Dakota Access pipeline could be operating soon

Oil cold be flowing across the Standing Rock lands within two weeks

Published February 24, 2017 1:15PM (EST)

This aerial photo provided the Morton County Sheriff Department shows the closed Dakota Access pipeline protest camp near Cannon Ball, N.D., Thursday, Feb. 23, 2017.  Authorities on Thursday cleared the camp where opponents of the pipeline had gathered for the better part of a year, searching tents and huts and arresting dozens of holdouts who had defied a government order to leave. (Morton County Sheriff Department via AP) (AP)
This aerial photo provided the Morton County Sheriff Department shows the closed Dakota Access pipeline protest camp near Cannon Ball, N.D., Thursday, Feb. 23, 2017. Authorities on Thursday cleared the camp where opponents of the pipeline had gathered for the better part of a year, searching tents and huts and arresting dozens of holdouts who had defied a government order to leave. (Morton County Sheriff Department via AP) (AP)

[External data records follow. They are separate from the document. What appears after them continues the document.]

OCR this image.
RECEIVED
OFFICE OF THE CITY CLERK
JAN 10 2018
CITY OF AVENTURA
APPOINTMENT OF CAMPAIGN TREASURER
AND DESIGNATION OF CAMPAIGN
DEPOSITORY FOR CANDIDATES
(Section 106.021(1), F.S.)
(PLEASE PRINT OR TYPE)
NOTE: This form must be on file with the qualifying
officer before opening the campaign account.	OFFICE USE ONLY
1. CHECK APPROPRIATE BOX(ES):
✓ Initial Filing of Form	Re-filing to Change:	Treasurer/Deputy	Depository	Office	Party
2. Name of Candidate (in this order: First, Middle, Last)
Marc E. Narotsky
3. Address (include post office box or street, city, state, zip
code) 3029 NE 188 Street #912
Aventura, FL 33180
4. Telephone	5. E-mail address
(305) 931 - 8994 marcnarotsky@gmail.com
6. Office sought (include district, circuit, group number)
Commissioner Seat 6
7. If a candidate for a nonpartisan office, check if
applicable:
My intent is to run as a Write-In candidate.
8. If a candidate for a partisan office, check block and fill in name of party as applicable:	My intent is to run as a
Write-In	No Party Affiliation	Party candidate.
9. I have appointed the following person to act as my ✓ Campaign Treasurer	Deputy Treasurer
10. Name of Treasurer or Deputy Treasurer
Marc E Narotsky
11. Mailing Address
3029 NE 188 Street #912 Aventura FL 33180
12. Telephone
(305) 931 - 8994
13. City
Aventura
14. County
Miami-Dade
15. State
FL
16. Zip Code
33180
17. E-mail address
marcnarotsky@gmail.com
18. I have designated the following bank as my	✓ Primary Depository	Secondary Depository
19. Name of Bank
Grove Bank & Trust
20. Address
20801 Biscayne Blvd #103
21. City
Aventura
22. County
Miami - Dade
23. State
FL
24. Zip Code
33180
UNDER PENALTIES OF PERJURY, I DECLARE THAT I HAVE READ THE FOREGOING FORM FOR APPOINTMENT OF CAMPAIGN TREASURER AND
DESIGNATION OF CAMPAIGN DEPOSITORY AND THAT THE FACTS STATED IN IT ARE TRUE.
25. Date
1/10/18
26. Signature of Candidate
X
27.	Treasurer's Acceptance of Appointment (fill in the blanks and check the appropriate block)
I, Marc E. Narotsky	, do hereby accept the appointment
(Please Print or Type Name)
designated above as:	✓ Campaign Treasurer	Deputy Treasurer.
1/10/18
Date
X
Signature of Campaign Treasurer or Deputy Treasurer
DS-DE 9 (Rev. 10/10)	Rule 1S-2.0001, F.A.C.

CANNON BALL, N.D. (AP) — The Latest on the Dakota Access oil pipeline. (all times local):

7:15 a.m.

The Texas-based company building the $3.8 billion Dakota Access pipeline says oil could be flowing in less than two weeks.

Energy Transfer Partners says in court documents that it has finished drilling under Lake Oahe in North Dakota and will soon be laying pipe under the Missouri River reservoir.

It's the last stretch of the 1,200-mile pipeline to move North Dakota oil through South Dakota and Iowa to a shipping point in Illinois. ETP got permission for the final piece of construction last month from the pro-energy Trump administration, though American Indian tribes continue fighting the project in court.

ETP says in court documents filed this week that the pipeline "will be complete and ready to flow oil" between March 6 and April 1.

___

12:05 a.m.

Dozens of people have been arrested as authorities in North Dakota cleared a protest camp where opponents of the Dakota Access oil pipeline had gathered for the better part of a year.

About 220 officers and 18 National Guardsmen methodically searched protester tents and other temporary homes for more than three hours on Thursday. Authorities say 46 people were taken into custody, including a group of military veterans who had to be carried out.

The arrests occurred a day after the Army Corps of Engineers ordered protesters to clear the camp by a 2 p.m. Wednesday deadline.

Native Americans who oppose the $3.8 billion pipeline set up camp last April near the Standing Rock Indian Reservation the shed light on their concerns about the project that would carry oil through the Dakotas and Iowa to a shipping point in Illinois.